Ne yeni yılmış ama...
Önce "doğalgaz zehirlenmesi" oldu, Ankara ayağa kalktı.
Ardından Gazze'de bombalar patladı, Ankara'da yer yerinden oynadı.
Ve dün de Ankara "Ergenekon'la uyandı."
Ortalık "toz duman."
"Göz gözü görmüyor."
***
"Bu çeşit işlerin" şakası olur mu?
Bal gibi oluyormuş.
Dün Ankara'da "en yaygın şaka" buydu.
Birbirine "seni de içeri alacaklar" diye takılan, o kadar çoktu ki.
***
"İçeri almak" dedik de aklımıza geldi.
Biz de "birine" takıldık.
Ama "Ergenekon konusunda" değil.
"Başka" konularda.
***
Kültür ve Turizm Bakanı Ertuğrul Günay'la konuşuyorduk.

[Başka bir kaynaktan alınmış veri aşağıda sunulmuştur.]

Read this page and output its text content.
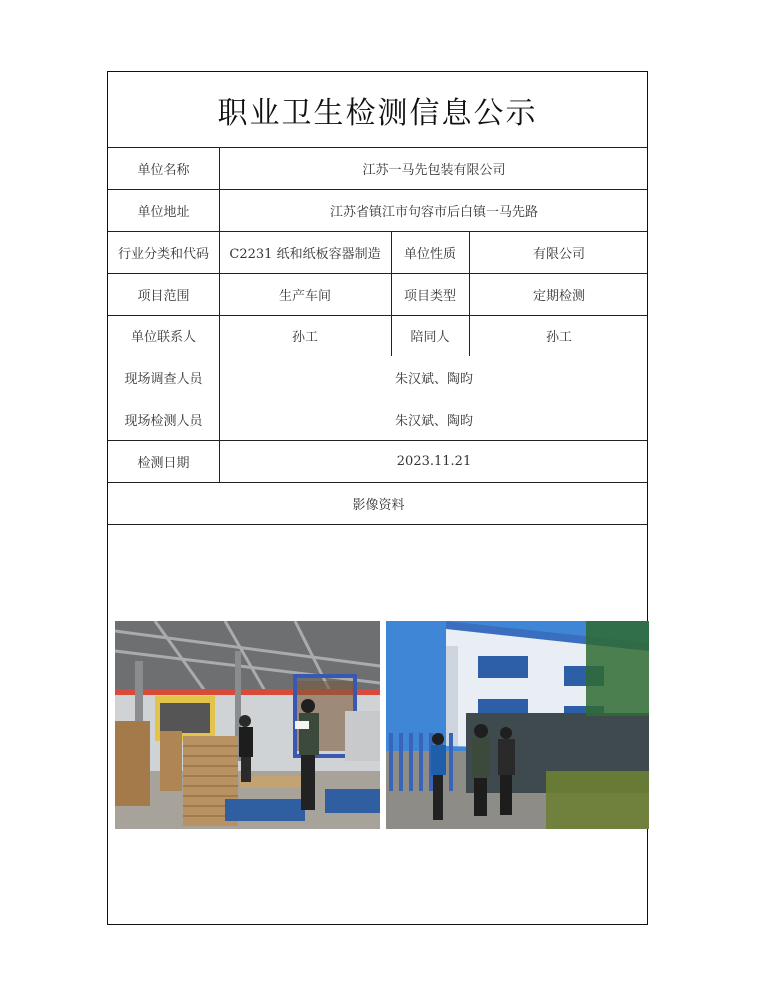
职业卫生检测信息公示
单位名称	江苏一马先包装有限公司
单位地址	江苏省镇江市句容市后白镇一马先路
行业分类和代码	C2231 纸和纸板容器制造	单位性质	有限公司
项目范围	生产车间	项目类型	定期检测
单位联系人	孙工	陪同人	孙工
现场调查人员	朱汉斌、陶昀
现场检测人员	朱汉斌、陶昀
检测日期	2023.11.21
影像资料
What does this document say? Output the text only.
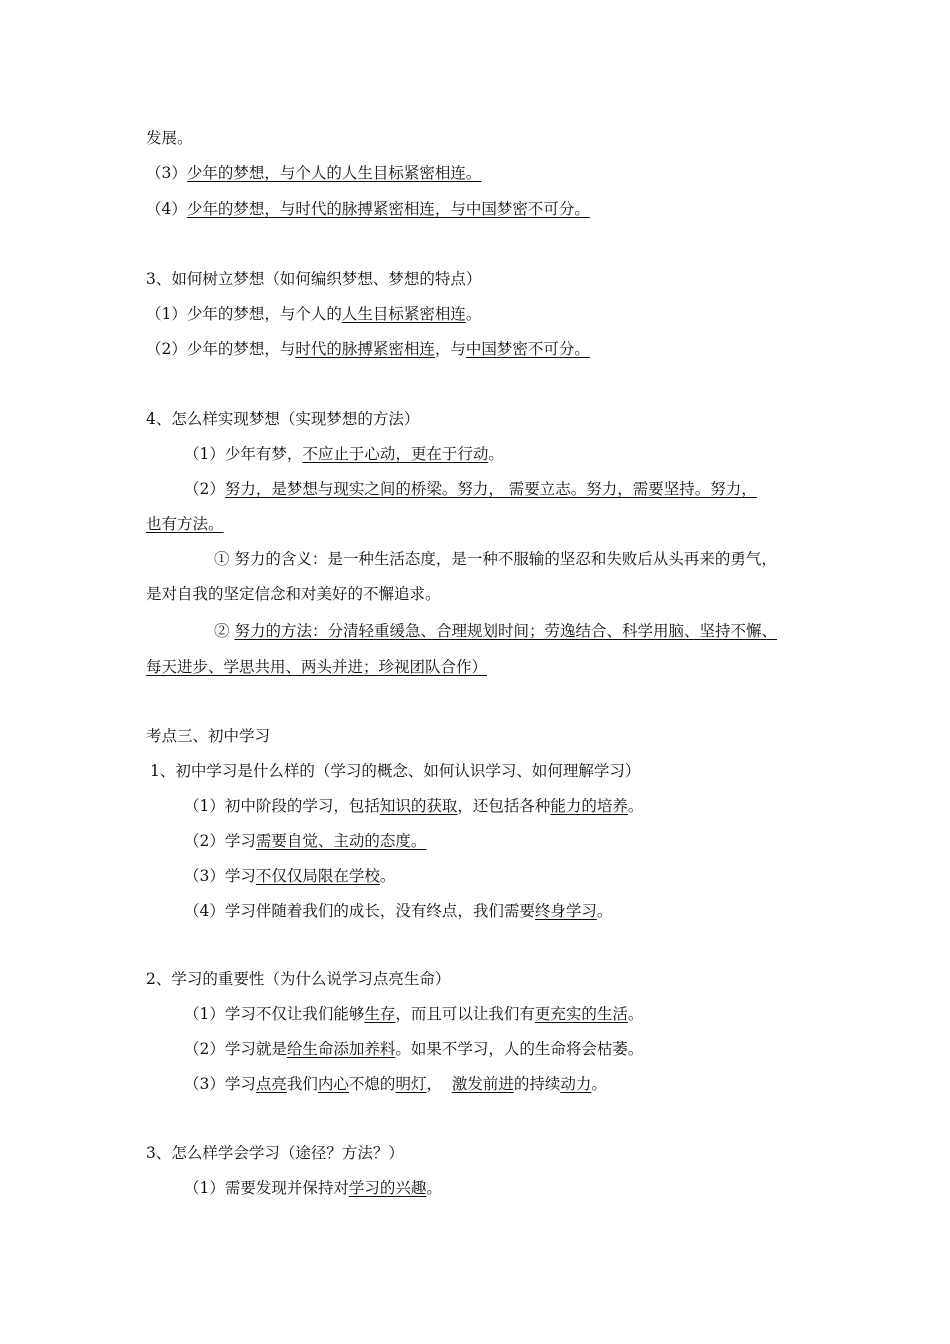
发展。
（3）少年的梦想，与个人的人生目标紧密相连。
（4）少年的梦想，与时代的脉搏紧密相连，与中国梦密不可分。
3、如何树立梦想（如何编织梦想、梦想的特点）
（1）少年的梦想，与个人的人生目标紧密相连。
（2）少年的梦想，与时代的脉搏紧密相连，与中国梦密不可分。
4、怎么样实现梦想（实现梦想的方法）
（1）少年有梦，不应止于心动，更在于行动。
（2）努力，是梦想与现实之间的桥梁。努力， 需要立志。努力，需要坚持。努力，
也有方法。
① 努力的含义：是一种生活态度，是一种不服输的坚忍和失败后从头再来的勇气，
是对自我的坚定信念和对美好的不懈追求。
② 努力的方法：分清轻重缓急、合理规划时间；劳逸结合、科学用脑、坚持不懈、
每天进步、学思共用、两头并进；珍视团队合作）
考点三、初中学习
1、初中学习是什么样的（学习的概念、如何认识学习、如何理解学习）
（1）初中阶段的学习，包括知识的获取，还包括各种能力的培养。
（2）学习需要自觉、主动的态度。
（3）学习不仅仅局限在学校。
（4）学习伴随着我们的成长，没有终点，我们需要终身学习。
2、学习的重要性（为什么说学习点亮生命）
（1）学习不仅让我们能够生存，而且可以让我们有更充实的生活。
（2）学习就是给生命添加养料。如果不学习，人的生命将会枯萎。
（3）学习点亮我们内心不熄的明灯，  激发前进的持续动力。
3、怎么样学会学习（途径？方法？）
（1）需要发现并保持对学习的兴趣。
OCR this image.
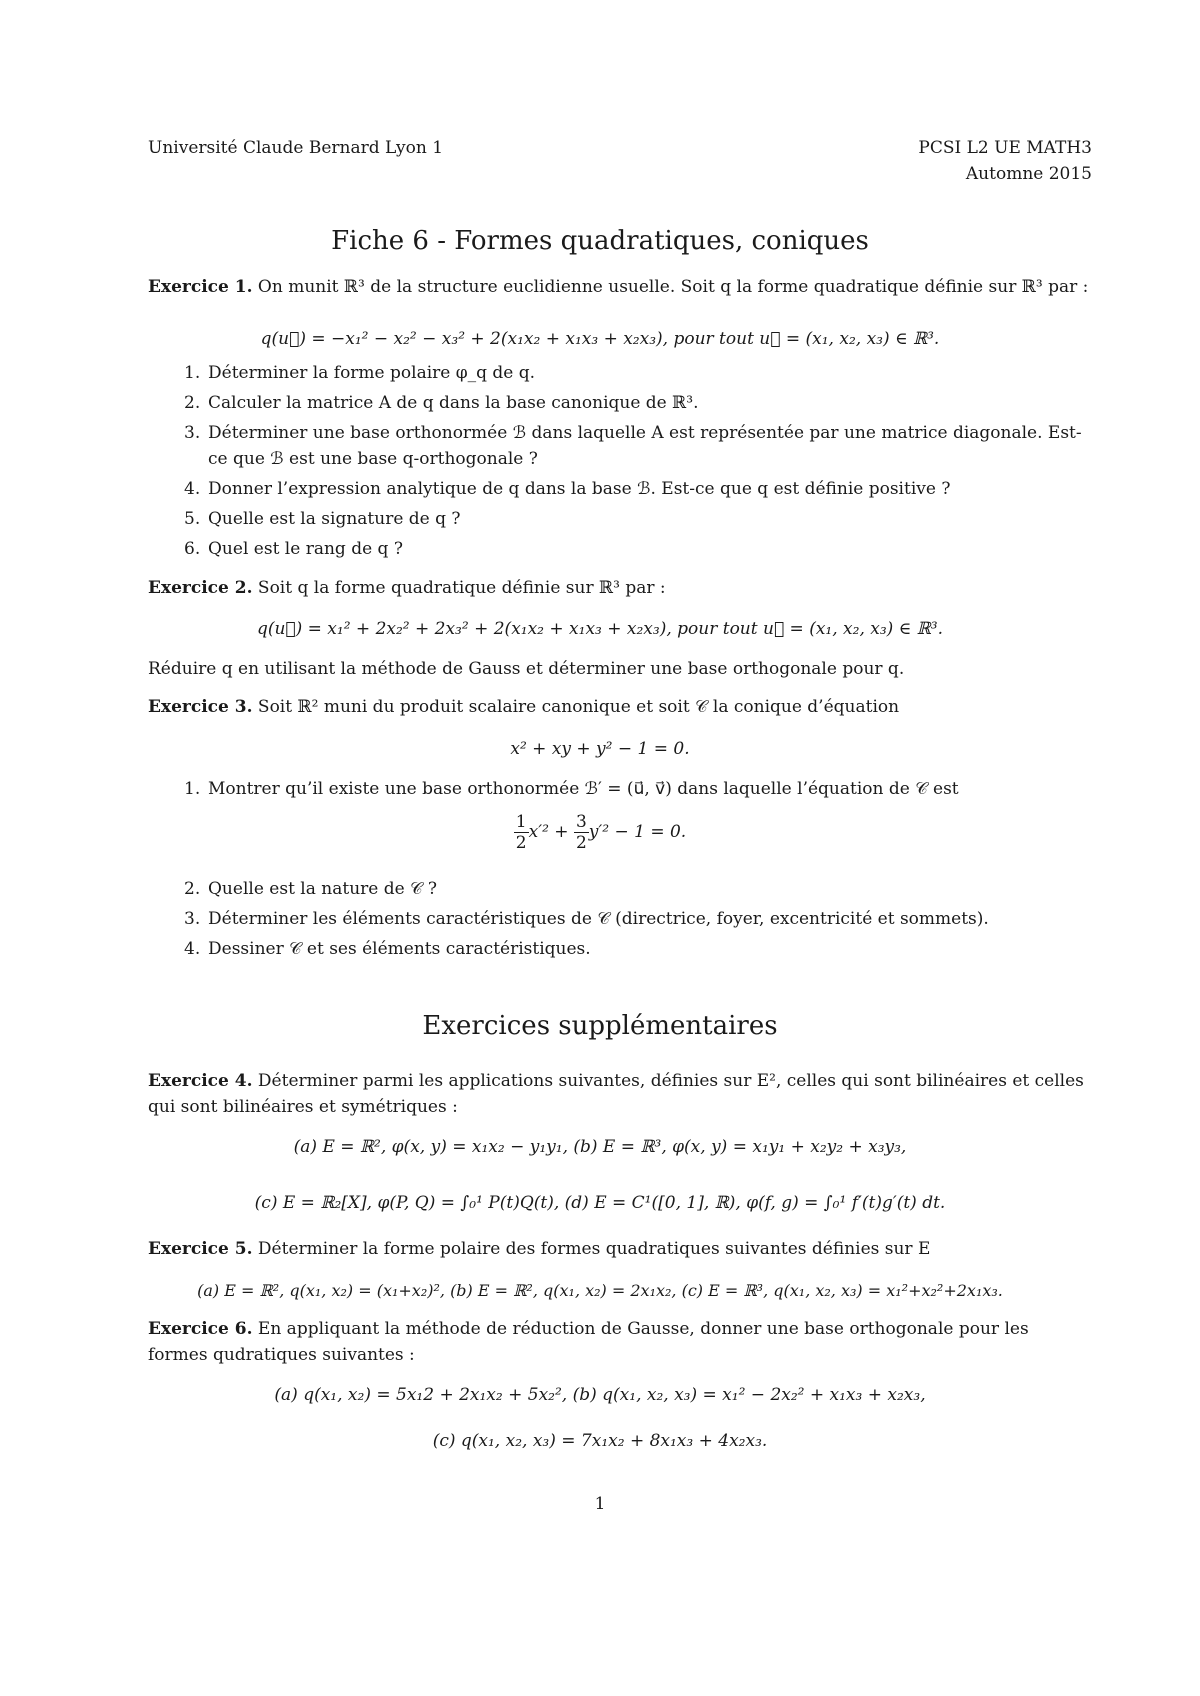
Université Claude Bernard Lyon 1	PCSI L2 UE MATH3
Automne 2015
Fiche 6 - Formes quadratiques, coniques
Exercice 1. On munit ℝ³ de la structure euclidienne usuelle. Soit q la forme quadratique définie sur ℝ³ par :
q(u⃗) = −x₁² − x₂² − x₃² + 2(x₁x₂ + x₁x₃ + x₂x₃), pour tout u⃗ = (x₁, x₂, x₃) ∈ ℝ³.
1. Déterminer la forme polaire φ_q de q.
2. Calculer la matrice A de q dans la base canonique de ℝ³.
3. Déterminer une base orthonormée ℬ dans laquelle A est représentée par une matrice diagonale. Est-ce que ℬ est une base q-orthogonale ?
4. Donner l’expression analytique de q dans la base ℬ. Est-ce que q est définie positive ?
5. Quelle est la signature de q ?
6. Quel est le rang de q ?
Exercice 2. Soit q la forme quadratique définie sur ℝ³ par :
q(u⃗) = x₁² + 2x₂² + 2x₃² + 2(x₁x₂ + x₁x₃ + x₂x₃), pour tout u⃗ = (x₁, x₂, x₃) ∈ ℝ³.
Réduire q en utilisant la méthode de Gauss et déterminer une base orthogonale pour q.
Exercice 3. Soit ℝ² muni du produit scalaire canonique et soit 𝒞 la conique d’équation
x² + xy + y² − 1 = 0.
1. Montrer qu’il existe une base orthonormée ℬ′ = (u⃗, v⃗) dans laquelle l’équation de 𝒞 est
$\frac{1}{2} x'^2 + \frac{3}{2} y'^2 - 1 = 0$.
2. Quelle est la nature de 𝒞 ?
3. Déterminer les éléments caractéristiques de 𝒞 (directrice, foyer, excentricité et sommets).
4. Dessiner 𝒞 et ses éléments caractéristiques.
Exercices supplémentaires
Exercice 4. Déterminer parmi les applications suivantes, définies sur E², celles qui sont bilinéaires et celles qui sont bilinéaires et symétriques :
(a) E = ℝ², φ(x, y) = x₁x₂ − y₁y₁, (b) E = ℝ³, φ(x, y) = x₁y₁ + x₂y₂ + x₃y₃,
(c) E = ℝ₂[X], φ(P, Q) = ∫₀¹ P(t)Q(t), (d) E = C¹([0, 1], ℝ), φ(f, g) = ∫₀¹ f′(t)g′(t) dt.
Exercice 5. Déterminer la forme polaire des formes quadratiques suivantes définies sur E
(a) E = ℝ², q(x₁, x₂) = (x₁+x₂)², (b) E = ℝ², q(x₁, x₂) = 2x₁x₂, (c) E = ℝ³, q(x₁, x₂, x₃) = x₁²+x₂²+2x₁x₃.
Exercice 6. En appliquant la méthode de réduction de Gausse, donner une base orthogonale pour les formes qudratiques suivantes :
(a) q(x₁, x₂) = 5x₁2 + 2x₁x₂ + 5x₂², (b) q(x₁, x₂, x₃) = x₁² − 2x₂² + x₁x₃ + x₂x₃,
(c) q(x₁, x₂, x₃) = 7x₁x₂ + 8x₁x₃ + 4x₂x₃.
1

"Nâzım Hikmet'i övmeye başlayınca" sözünü kestik:
- Bakan olduktan sonraki eylem, işlem ve Nâzım'a dair bu söylemlerinizden dolayı sizi kutluyoruz kutlamasına da... Bunları eskiden yapmış olsaydınız acaba nerede olurdunuz?.. Yanıtını da verelim: İçerde.
***
Ertuğrul Günay başladı gülmeye:
* Bunları 1990'dan önce yapsaydım, söyleseydim "DGM'de olurdum."
* 1980'den önce ise "Sıkıyönetim'de."
***
Yaşamak güzel şey.
"Kimi" yaşıyor, Bakan oluyor.
Kimi de ya "zindanda çürüyor" ya da "gurbette" ölüyor.
"Değişimi, bugünü" göremeden.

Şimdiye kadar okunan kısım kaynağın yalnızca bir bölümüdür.